View Full Version : What size cedars are best?
Cannonball
03-29-2005, 12:12 PM
Howdy,
Lookin' to build structures using cedar. We have access to local cedar (Ottawa area), but I've heard the cedars cut by the local mill aren't mature/big enough to exhibit the strength and/or natural weatherproof characterisitics cedar is known for. Anybody know anything about this on here?
What should I consider when looking for cedar? Does the tree have to be a certain size?
Any info would be greatly appreciated.
Thanx in advance.
allex
03-29-2005, 12:39 PM
dont cut a live tree just to get rungs..
Tom P
03-29-2005, 02:00 PM
Originally posted by Coop
is it western redcedar?
eastern red cedar if its in ontario. the reason it doesnt have the same strength and rot resistance as western red cedar is cuz its not actually a cedar, its a juniper! (Juniperus virginiana) :eek:
I think that it will be very hard to find deadfall of the size required to split rungs from (because they are smallish trees), but i've never been to ontario so i am just guessing at that one.
http://www.dnr.state.oh.us/forestry/Education/ohiotrees/images/202/cdot02/cdot02-04.jpeg
NooNer
03-29-2005, 04:41 PM
junipers are such lame trees. if you gotta drop a tree for rungs you're not looking hard enough. or if its for fun, bigger is better.
Cannonball
03-30-2005, 07:23 AM
I'll be more specific.
It's Eastern White Cedar.
I'm not looking to use small pieces for rungs. Deadfall cedar is not readily available where we're building, let alone in large enough pieces to be useable. I'll be buying cedar end pieces/scraps from a mill. Some mills let the Eastern White grow large enough before harvesting.
1) What do you consider the minimum size (girth) to be useful for building? Assuming you are splitting the logs to use as rungs.
2) Is there a technique for splitting the logs to minimize loss and optimize surface area?
Thanx again.
It's dependant on
a) how much traffic its going to get
b) how wide your rungs are going to be
c) how much force is going to be applied (landings vs. bridges, etc.)
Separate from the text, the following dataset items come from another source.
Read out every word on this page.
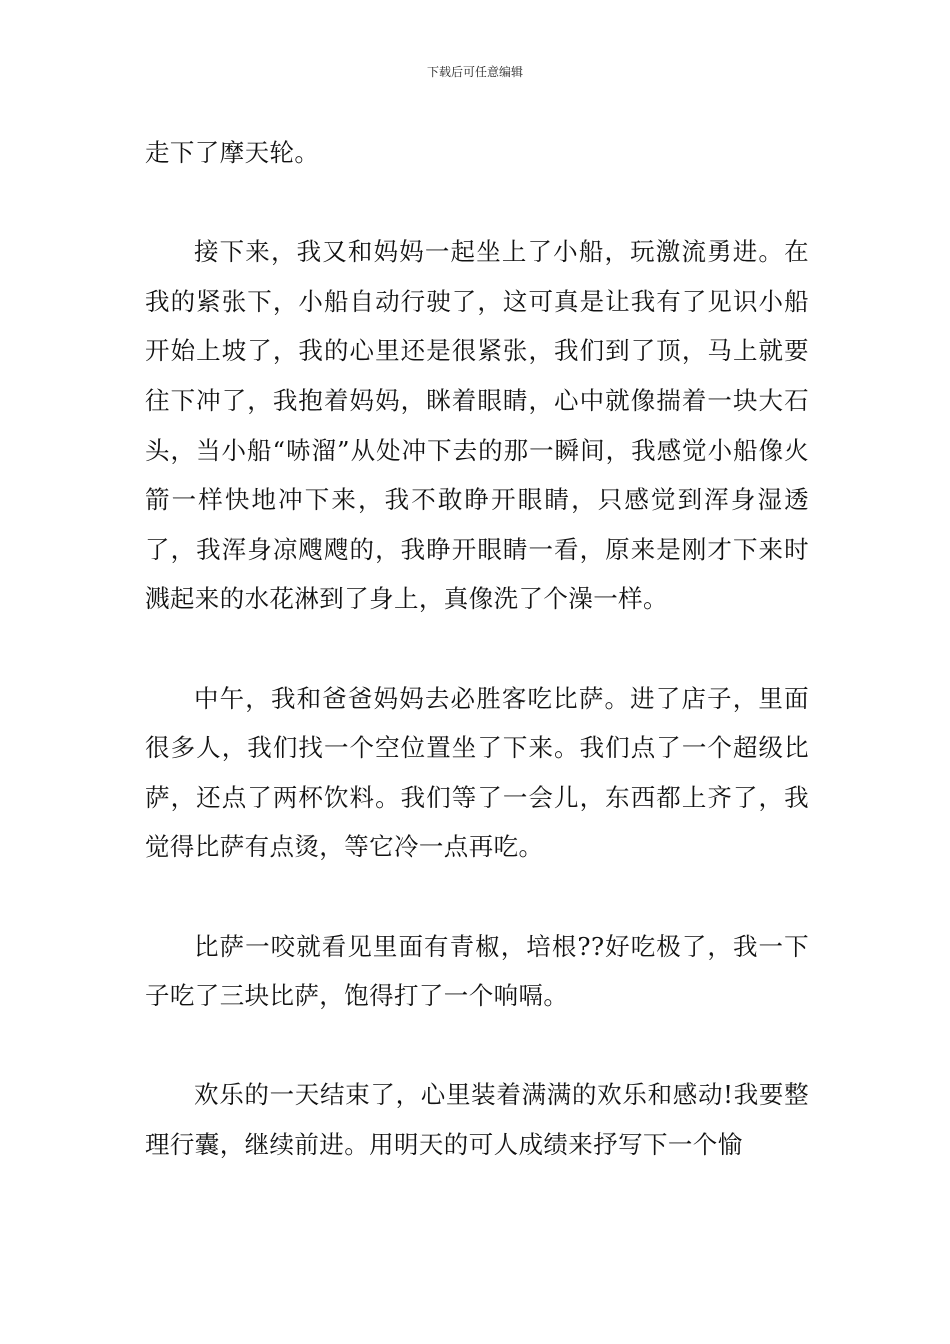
下载后可任意编辑

走下了摩天轮。

接下来，我又和妈妈一起坐上了小船，玩激流勇进。在我的紧张下，小船自动行驶了，这可真是让我有了见识小船开始上坡了，我的心里还是很紧张，我们到了顶，马上就要往下冲了，我抱着妈妈，眯着眼睛，心中就像揣着一块大石头，当小船“哧溜”从处冲下去的那一瞬间，我感觉小船像火箭一样快地冲下来，我不敢睁开眼睛，只感觉到浑身湿透了，我浑身凉飕飕的，我睁开眼睛一看，原来是刚才下来时溅起来的水花淋到了身上，真像洗了个澡一样。

中午，我和爸爸妈妈去必胜客吃比萨。进了店子，里面很多人，我们找一个空位置坐了下来。我们点了一个超级比萨，还点了两杯饮料。我们等了一会儿，东西都上齐了，我觉得比萨有点烫，等它冷一点再吃。

比萨一咬就看见里面有青椒，培根??好吃极了，我一下子吃了三块比萨，饱得打了一个响嗝。

欢乐的一天结束了，心里装着满满的欢乐和感动!我要整理行囊，继续前进。用明天的可人成绩来抒写下一个愉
but I'd say generally anywhere from about an inch and half thick to as big as your nails can reach.
and I always try to have it so you have edgegrain (?) being split, so that its got optimal weathering characteristics. I'm not a great one to ask about not wasting though, I am usually working from a 30" diameter tree, where you throw out the heartwood and split pieces off the remaning outer ring.
DaveM
03-30-2005, 01:42 PM
Originally posted by Cannonball
2) Is there a technique for splitting the logs to minimize loss and optimize surface area?
Thanx again.
This is the best thing we've found for splitting rungs. Perfect every time, and exactly the size you need.
http://www.leevalley.com/images/item/woodworking/logbuild/82u0401s2.jpg
on the left: froe
on the right: deadblow hammer
you can get the froe from Lee Valley if you are having trouble finding one back east.
Universe
03-30-2005, 01:51 PM
Werd. Here is mine.
http://www.universe.bookerb.com/froe1.jpg
trail worker
03-30-2005, 04:43 PM
get a dealdblow hammer for the fro, too. we still havn't gotten around to getting one and our fro is almost so mushroomed from hitting with a small sledge that it is hard to split shakes with now. you more or less have to grind the mushroomed section down every once and a while depending on how much your using it to make it work.
Cannonball
03-31-2005, 06:27 AM
Originally posted by Coop
It's dependant on
a) how much traffic its going to get
b) how wide your rungs are going to be
c) how much force is going to be applied (landings vs. bridges, etc.)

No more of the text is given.